I got up in the morning and did my 2nd session, 2nd week of Couch-to-5k with my buddy Mary. It was a lot better and easier than earlier in the week, which was great. So it felt good to start the day with some affirming exercise.

Then later in the day I got down to some of the business of dealing with this diabetes thing.

  • I signed up for a bunch of diabetes-related blogs, forums and Tweets.
  • I registered for Diabetes Education classes, which begin next Tuesday. They said to bring my glucometer (blood testing machine). I have to say, this put a twinge of fear/resistance/oh noooooo into my heart. I had a moment of the heaviness of FOREVER. But then I breathed it through. I really do think this is going to have to be one day at a time.
  • I got an appointment to see the opthamologist this afternoon. I had just read this sobering account of Mary Tyler Moore’s (type 1, not 2) diabetes, and how her vision is really starting to go. This made me so sad and scared, so I was glad they had an immediate appointment.
  • The good news: I don’t have any “vascular complications” in my eyes.
  • The bad news: (watch out, I’m about to rant) The eye doctor asked for my family medical history. I said I didn’t know, because I was adopted. She said, “You’re adopted?? Oh, that’s so cuuuuuute!”  I almost launched into an Arlo Guthrie yell (a la “Alice’s Restaurant”) “Kill! Kiiill! Kiiiiiiiiiiiilllllllllllll!” but I refrained.
  • Rant #2: as if it was’t bad enough being told that being adopted is “cute” it reminded me ONCE AGAIN of the absolute wrongness,  indignity and danger of not having access or knowledge of my family medical history. Now maybe I don’t have a genetic family history of diabetes. But maybe I do. And if I do, and I had, say, KNOWN about it, five years ago, maybe I could have diagnosed/dealt with this even earlier. Who knows. But it just SUCKS so much to have no idea about these things. It is wrong, wrong, wrong, wrong, WRONG in every way possible.
  • I filled my prescription for Glucophage/Metformin and took first dose at dinner tonight.

So, I did everything on my endocroinologist’s check-off list. I bought a book about diabetes.

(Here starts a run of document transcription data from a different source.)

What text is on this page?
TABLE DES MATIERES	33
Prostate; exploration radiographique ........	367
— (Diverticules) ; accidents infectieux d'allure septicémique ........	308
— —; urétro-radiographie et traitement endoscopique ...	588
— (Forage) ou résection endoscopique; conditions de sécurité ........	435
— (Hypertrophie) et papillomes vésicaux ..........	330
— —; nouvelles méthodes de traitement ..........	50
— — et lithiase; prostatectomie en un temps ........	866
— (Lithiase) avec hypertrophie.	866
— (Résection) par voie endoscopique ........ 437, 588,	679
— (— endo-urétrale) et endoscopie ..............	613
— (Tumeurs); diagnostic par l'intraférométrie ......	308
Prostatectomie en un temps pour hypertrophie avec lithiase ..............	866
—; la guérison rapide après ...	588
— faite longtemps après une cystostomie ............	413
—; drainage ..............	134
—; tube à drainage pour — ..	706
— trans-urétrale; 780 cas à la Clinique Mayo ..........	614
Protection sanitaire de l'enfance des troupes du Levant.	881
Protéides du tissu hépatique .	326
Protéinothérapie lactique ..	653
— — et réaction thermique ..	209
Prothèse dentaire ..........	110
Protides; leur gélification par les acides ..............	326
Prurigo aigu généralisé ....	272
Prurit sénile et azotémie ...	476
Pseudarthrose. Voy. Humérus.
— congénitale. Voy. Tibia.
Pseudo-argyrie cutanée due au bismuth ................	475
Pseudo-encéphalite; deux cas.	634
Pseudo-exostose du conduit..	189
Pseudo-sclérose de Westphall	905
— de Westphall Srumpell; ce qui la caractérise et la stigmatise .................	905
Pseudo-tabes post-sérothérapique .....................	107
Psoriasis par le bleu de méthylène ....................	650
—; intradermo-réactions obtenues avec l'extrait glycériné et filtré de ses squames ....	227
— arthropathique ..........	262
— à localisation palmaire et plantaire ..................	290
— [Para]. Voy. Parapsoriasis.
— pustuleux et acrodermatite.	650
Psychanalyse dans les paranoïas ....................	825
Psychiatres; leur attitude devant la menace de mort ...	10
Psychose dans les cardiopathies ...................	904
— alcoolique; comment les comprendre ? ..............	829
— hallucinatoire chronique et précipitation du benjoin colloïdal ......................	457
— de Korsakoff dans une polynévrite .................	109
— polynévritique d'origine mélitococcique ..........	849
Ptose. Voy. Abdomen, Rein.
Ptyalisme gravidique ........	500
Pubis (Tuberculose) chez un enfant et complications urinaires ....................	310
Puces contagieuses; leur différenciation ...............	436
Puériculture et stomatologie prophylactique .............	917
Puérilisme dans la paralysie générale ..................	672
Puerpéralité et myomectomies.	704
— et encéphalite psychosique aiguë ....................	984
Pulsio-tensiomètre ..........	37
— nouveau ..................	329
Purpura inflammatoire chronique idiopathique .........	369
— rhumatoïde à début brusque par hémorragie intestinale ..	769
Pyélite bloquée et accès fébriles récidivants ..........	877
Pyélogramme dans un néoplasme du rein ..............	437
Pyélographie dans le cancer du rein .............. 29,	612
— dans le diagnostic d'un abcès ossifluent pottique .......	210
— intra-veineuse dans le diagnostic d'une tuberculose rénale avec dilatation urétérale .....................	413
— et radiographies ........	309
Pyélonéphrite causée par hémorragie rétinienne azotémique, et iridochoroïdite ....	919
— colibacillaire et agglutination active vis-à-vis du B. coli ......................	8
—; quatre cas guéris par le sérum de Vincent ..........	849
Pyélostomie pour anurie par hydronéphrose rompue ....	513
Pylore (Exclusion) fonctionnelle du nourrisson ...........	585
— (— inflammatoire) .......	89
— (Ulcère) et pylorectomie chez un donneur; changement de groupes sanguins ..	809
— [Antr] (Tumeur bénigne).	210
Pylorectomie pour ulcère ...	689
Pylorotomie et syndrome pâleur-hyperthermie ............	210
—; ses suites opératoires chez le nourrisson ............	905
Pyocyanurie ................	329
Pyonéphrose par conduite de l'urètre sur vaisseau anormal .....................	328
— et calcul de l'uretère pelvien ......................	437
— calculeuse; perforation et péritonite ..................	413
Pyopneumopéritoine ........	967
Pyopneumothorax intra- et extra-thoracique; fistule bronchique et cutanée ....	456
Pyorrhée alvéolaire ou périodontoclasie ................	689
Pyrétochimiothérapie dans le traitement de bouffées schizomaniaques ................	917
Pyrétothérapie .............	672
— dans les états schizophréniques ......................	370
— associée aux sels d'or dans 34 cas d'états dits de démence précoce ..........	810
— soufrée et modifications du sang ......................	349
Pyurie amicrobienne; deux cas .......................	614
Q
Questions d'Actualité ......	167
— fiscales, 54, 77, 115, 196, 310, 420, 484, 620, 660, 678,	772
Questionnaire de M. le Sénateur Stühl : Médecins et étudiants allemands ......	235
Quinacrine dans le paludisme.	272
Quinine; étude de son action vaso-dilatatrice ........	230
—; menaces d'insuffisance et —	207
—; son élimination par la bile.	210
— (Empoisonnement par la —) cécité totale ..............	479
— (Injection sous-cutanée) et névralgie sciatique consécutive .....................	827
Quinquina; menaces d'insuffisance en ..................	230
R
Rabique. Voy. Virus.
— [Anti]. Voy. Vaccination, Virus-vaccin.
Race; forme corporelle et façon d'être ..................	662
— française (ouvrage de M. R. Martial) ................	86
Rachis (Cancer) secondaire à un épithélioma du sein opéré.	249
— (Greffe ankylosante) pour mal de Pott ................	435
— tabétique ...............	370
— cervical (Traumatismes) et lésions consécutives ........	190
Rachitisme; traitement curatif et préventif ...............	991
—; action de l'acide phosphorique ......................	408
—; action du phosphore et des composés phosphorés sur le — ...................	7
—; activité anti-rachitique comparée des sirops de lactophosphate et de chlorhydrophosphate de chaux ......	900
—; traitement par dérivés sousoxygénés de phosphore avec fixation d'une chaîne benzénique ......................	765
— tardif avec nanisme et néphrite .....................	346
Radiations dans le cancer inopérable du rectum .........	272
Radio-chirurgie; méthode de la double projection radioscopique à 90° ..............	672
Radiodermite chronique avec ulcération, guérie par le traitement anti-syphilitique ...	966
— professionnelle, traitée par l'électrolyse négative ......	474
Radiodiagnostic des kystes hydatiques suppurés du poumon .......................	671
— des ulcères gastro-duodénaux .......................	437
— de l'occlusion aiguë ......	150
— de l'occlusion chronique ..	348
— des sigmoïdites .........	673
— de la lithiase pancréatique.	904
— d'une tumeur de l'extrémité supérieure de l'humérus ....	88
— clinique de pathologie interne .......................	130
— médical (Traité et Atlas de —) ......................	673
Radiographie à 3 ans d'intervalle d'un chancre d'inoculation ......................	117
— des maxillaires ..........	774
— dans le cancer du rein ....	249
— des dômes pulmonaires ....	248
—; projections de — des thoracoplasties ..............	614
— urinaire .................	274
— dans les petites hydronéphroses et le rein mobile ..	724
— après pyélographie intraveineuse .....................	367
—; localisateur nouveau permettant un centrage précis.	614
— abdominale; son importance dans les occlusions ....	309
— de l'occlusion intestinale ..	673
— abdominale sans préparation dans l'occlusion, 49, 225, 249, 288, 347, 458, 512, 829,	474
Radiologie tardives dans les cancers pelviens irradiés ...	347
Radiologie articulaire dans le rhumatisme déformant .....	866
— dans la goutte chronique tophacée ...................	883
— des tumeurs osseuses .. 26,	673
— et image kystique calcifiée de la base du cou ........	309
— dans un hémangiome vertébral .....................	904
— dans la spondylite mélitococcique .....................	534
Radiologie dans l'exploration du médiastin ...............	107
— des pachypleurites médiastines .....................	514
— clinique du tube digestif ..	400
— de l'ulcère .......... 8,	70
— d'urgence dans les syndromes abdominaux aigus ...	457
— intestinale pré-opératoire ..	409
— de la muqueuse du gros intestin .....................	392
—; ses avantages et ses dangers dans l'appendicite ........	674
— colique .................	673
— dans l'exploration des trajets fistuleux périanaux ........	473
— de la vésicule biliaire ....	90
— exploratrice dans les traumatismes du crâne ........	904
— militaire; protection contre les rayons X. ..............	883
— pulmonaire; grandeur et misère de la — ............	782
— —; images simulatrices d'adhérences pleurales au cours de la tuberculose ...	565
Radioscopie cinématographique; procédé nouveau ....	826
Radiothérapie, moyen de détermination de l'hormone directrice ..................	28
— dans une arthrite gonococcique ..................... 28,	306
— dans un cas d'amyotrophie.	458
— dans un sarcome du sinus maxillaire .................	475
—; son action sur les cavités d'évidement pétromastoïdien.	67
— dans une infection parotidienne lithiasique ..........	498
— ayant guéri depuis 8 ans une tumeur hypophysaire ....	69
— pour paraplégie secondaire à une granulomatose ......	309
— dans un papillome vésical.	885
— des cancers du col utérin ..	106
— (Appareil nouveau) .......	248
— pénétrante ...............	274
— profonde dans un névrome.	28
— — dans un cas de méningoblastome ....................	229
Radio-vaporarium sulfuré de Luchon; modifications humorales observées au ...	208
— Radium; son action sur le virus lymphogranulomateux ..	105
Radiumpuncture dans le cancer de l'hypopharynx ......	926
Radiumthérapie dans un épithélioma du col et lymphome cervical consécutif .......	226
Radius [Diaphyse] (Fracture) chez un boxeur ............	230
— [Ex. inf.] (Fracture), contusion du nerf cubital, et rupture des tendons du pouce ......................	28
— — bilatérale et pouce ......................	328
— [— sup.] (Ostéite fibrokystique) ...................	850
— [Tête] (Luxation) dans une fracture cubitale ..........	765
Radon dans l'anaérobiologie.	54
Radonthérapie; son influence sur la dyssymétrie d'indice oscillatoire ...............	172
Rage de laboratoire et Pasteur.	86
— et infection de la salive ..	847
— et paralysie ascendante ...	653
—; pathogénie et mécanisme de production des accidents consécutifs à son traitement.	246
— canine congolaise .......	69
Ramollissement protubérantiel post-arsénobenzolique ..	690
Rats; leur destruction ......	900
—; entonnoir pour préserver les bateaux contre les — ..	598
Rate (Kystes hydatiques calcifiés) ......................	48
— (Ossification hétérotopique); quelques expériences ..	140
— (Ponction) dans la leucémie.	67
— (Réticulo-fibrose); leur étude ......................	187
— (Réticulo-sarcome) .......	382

I’m a little thrown off in terms of the diet thing right now. I think my primary concern is figuring out what to do to keep my blood sugars “under tight control” which is what the opthamologist said I must do if I do not want to go blind. (OK! OK! I will!!!) Hopefully what is good for the blood sugars will also be good for the weight and it will all sort of work itself out. But right now I don’t have it in my to count the points or calories. I’m just sort of hanging on.